Le studio Universal produit le remake parlant d’un de ses grands succès des années 20 en confiant le rôle du Fantôme à Claude Rains
PHANTOM OF THE OPERA
1943 – USA
Réalisé par Arthur Lubin
Avec Claude Rains, Susanna Foster, Edgar Barrier, Nelson Eddy, Leo Carrillo, Jane Farrar, J. Edward Bromberg, Fritz Feld
THEMA SUPER-VILAINS I SAGA UNIVERSAL MONSTERS
Le Fantôme de l’Opéra de 1925 étant l’un des grands succès muets d’Universal, un remake parlant fut envisagé dès 1935. Mais la vente du studio par les frères Laemmle suite à des déboires financiers ajourna sans cesse le projet. Au début des années 40, le réalisateur Henry Koster travaille sur une nouvelle adaptation officielle du roman de Gaston Leroux, dans laquelle le Fantôme serait le père de la chanteuse Christine. Mécontent de cette approche, le producteur George Waggner remplace Koster par Arthur Lubin et se met en quête d’un comédien digne de succéder au grand Lon Chaney. Après un long tour de table (où il est notamment question de Lon Chaney Jr, Boris Karloff et Charles Laughton), le choix se porte sur Claude Rains, qui s’était distingué par sa voix inoubliable dans L’Homme invisible de James Whale. Ainsi, dix ans après son incarnation de l’anti-héros imaginé par H.G. Wells, les studios Universal lui confient à nouveau le rôle-titre d’un monstre pathétique dont le jeu transparaît quasi-essentiellement à travers le dialogue.

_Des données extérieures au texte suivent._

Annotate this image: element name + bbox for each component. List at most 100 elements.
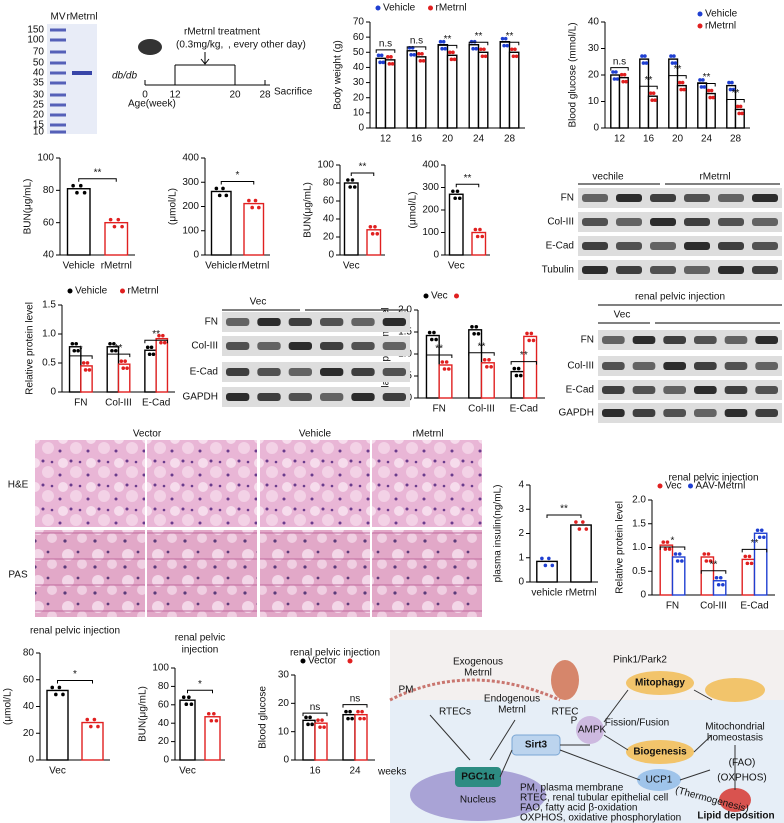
data-dot bbox=[455, 189, 460, 194]
blot-row-label: Col-III bbox=[191, 341, 218, 352]
data-dot bbox=[667, 547, 672, 551]
data-dot bbox=[755, 528, 760, 533]
data-dot bbox=[514, 373, 519, 378]
ladder-band bbox=[50, 113, 66, 117]
data-dot bbox=[474, 325, 479, 329]
sig-bracket bbox=[668, 75, 687, 79]
data-dot bbox=[379, 53, 384, 58]
blot-band bbox=[288, 342, 312, 350]
blot-band bbox=[724, 386, 748, 394]
blot-header: rMetrnl bbox=[699, 172, 730, 183]
y-tick-label: 1.0 bbox=[42, 329, 56, 340]
y-axis-label: BUN(μg/mL) bbox=[303, 182, 314, 238]
diagram-label: Sirt3 bbox=[525, 740, 548, 751]
ladder-band bbox=[50, 28, 66, 32]
data-dot bbox=[677, 80, 682, 85]
sig-bracket bbox=[468, 41, 489, 46]
sig-label: ** bbox=[520, 350, 528, 361]
y-axis-label: Blood glucose (mmol/L) bbox=[568, 22, 579, 127]
data-dot bbox=[540, 556, 544, 561]
data-dot bbox=[212, 711, 216, 716]
data-dot bbox=[348, 185, 352, 189]
data-dot bbox=[443, 46, 448, 51]
blot-band bbox=[351, 342, 375, 350]
y-axis-label: (μmol/L) bbox=[168, 188, 179, 225]
bar bbox=[523, 335, 538, 399]
bar bbox=[415, 56, 427, 129]
data-dot bbox=[762, 535, 766, 540]
sig-bracket bbox=[610, 67, 629, 71]
bar bbox=[80, 365, 93, 393]
sig-label: ** bbox=[710, 559, 718, 570]
bar bbox=[46, 689, 69, 761]
blot-band bbox=[718, 218, 744, 226]
data-dot bbox=[318, 725, 322, 729]
timeline-tick: 20 bbox=[229, 90, 241, 101]
data-dot bbox=[360, 709, 364, 714]
sig-label: ns bbox=[350, 693, 361, 704]
data-dot bbox=[447, 367, 451, 371]
data-dot bbox=[543, 563, 548, 568]
data-dot bbox=[184, 702, 189, 706]
timeline-text: (0.3mg/kg, bbox=[176, 40, 223, 51]
data-dot bbox=[740, 111, 744, 116]
timeline-text: , every other day) bbox=[228, 40, 306, 51]
data-dot bbox=[708, 559, 713, 563]
ucp1-node bbox=[637, 769, 681, 791]
data-dot bbox=[320, 718, 324, 722]
data-dot bbox=[348, 709, 352, 714]
legend-label: Vec bbox=[431, 291, 448, 302]
data-dot bbox=[427, 330, 432, 335]
data-dot bbox=[389, 55, 393, 59]
blot-band bbox=[755, 362, 778, 370]
sig-bracket bbox=[78, 178, 117, 182]
data-dot bbox=[387, 62, 392, 66]
data-dot bbox=[373, 225, 377, 229]
y-tick-label: 100 bbox=[182, 225, 199, 236]
data-dot bbox=[476, 332, 481, 336]
data-dot bbox=[257, 205, 261, 210]
y-tick-label: 70 bbox=[353, 17, 365, 28]
bar bbox=[204, 716, 221, 761]
y-axis-label: Body weight (g) bbox=[333, 40, 344, 109]
data-dot bbox=[70, 341, 75, 346]
data-dot bbox=[390, 62, 395, 66]
sig-label: n.s bbox=[379, 38, 392, 49]
blot-strip bbox=[578, 188, 782, 208]
sig-label: ** bbox=[560, 504, 568, 515]
diagram-label: homeostasis bbox=[707, 733, 763, 744]
data-dot bbox=[670, 61, 675, 65]
ladder-band bbox=[50, 50, 66, 54]
sig-label: ns bbox=[310, 702, 321, 713]
blot-strip bbox=[578, 212, 782, 232]
x-tick-label: 16 bbox=[309, 766, 321, 777]
blot-band bbox=[694, 409, 717, 417]
data-dot bbox=[370, 232, 375, 236]
data-dot bbox=[89, 724, 93, 729]
histology-column: rMetrnl bbox=[412, 429, 443, 440]
diagram-label: Lipid deposition bbox=[697, 811, 774, 822]
blot-header: renal pelvic injection bbox=[635, 292, 725, 303]
x-tick-label: Vec bbox=[49, 766, 66, 777]
data-dot bbox=[473, 227, 478, 232]
bar bbox=[618, 76, 629, 129]
blot-row-label: Col-III bbox=[567, 361, 594, 372]
bar bbox=[659, 544, 674, 596]
ladder-label: 40 bbox=[33, 68, 45, 79]
data-dot bbox=[253, 198, 258, 203]
sig-label: ** bbox=[152, 329, 160, 340]
data-dot bbox=[611, 70, 615, 74]
sig-bracket bbox=[375, 49, 396, 53]
timeline-text: rMetrnl treatment bbox=[184, 27, 260, 38]
data-dot bbox=[76, 348, 80, 353]
ladder-label: 20 bbox=[33, 110, 45, 121]
diagram-note: PM, plasma membrane bbox=[520, 783, 624, 794]
diagram-label: (OXPHOS) bbox=[717, 773, 766, 784]
data-dot bbox=[440, 360, 445, 364]
legend-label: rMetrnl bbox=[128, 286, 159, 297]
data-dot bbox=[469, 39, 474, 44]
blot-band bbox=[351, 393, 375, 401]
protein-band bbox=[72, 71, 92, 75]
ladder-band bbox=[50, 81, 66, 85]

Rains incarne donc le violoniste Claudin, qui connaît l’infortune d’être renvoyé de l’Opéra suite à une interprétation imparfaite due à une faiblesse passagère. Fou de colère, il occis sans autre forme de procès un éditeur qui a osé se moquer de son concerto, l’œuvre de toute une vie. Mais au cours du pugilat, il est défiguré par du vitriol (Gaston Leroux, rappelons-le, était l’un des auteurs les plus prestigieux du théâtre Grand-Guignol), et se met à errer comme un animal blessé dans les rues désertes de la ville. Pourchassé par les gendarmes, il se dissimule dans une bouche d’égout et, de là, parvient à rejoindre via un dédale sombre et malodorant les catacombes de l’Opéra. Y bâtissant son antre, il va et vient comme bon lui semble dans le prestigieux bâtiment, grâce à de nombreux passages secrets et à un trousseau de clefs qu’il a volé au directeur. Empruntant un masque blanc et un costume sombre, il fait dès lors régner la terreur à l’Opéra, dont il entend suinter la musique depuis son repaire souterrain. Amoureux de la belle Christine, il se donne pour but de la transformer en vedette, quitte à multiplier les meurtres pour y parvenir.
Plus lyrique qu’horrifique
Excellent dans un registre mi-horrifique mi-pathétique (comme dans Les Enchaînés d’Hitchcock), Rains partage la vedette avec les chanteurs Nelson Eddy et Susanna Foster, qui s’époumonent plus que de raison tout au long du métrage, privilégiant bien souvent le lyrisme à l’épouvante, au sein d’une œuvre conçue pour séduire le public le plus large. Fort de sa longue expérience avec Abbott et Costello, Arthur Lubin injecte une bonne dose d’humour dans le film, notamment à travers les séquences mettant en scène les deux prétendants de Christine, un baryton et un policier qui parlent en même temps et ne cessent de piétiner leurs plates-bandes respectives sans se départir de leur élégance et de leurs bonnes manières. Au cours du climax, le Fantôme se démasque enfin, dévoilant une timide défiguration partielle. Discret à la demande expresse de Rains, ce maquillage s’avère indigne du talentueux Jack Pierce, et souffre sérieusement de la comparaison avec l’inoubliable faciès mortuaire de Lon Chaney. Cette réserve mise à part, ce Fantôme de l’Opéra reste un divertissement de très haute tenue, grâce à ses comédiens savoureux, son technicolor somptueux et ses décors magnifiques, qui réutilisent la réplique grandeur nature de l’Opéra Garnier construite à Universal pour les besoins de la version de 1925.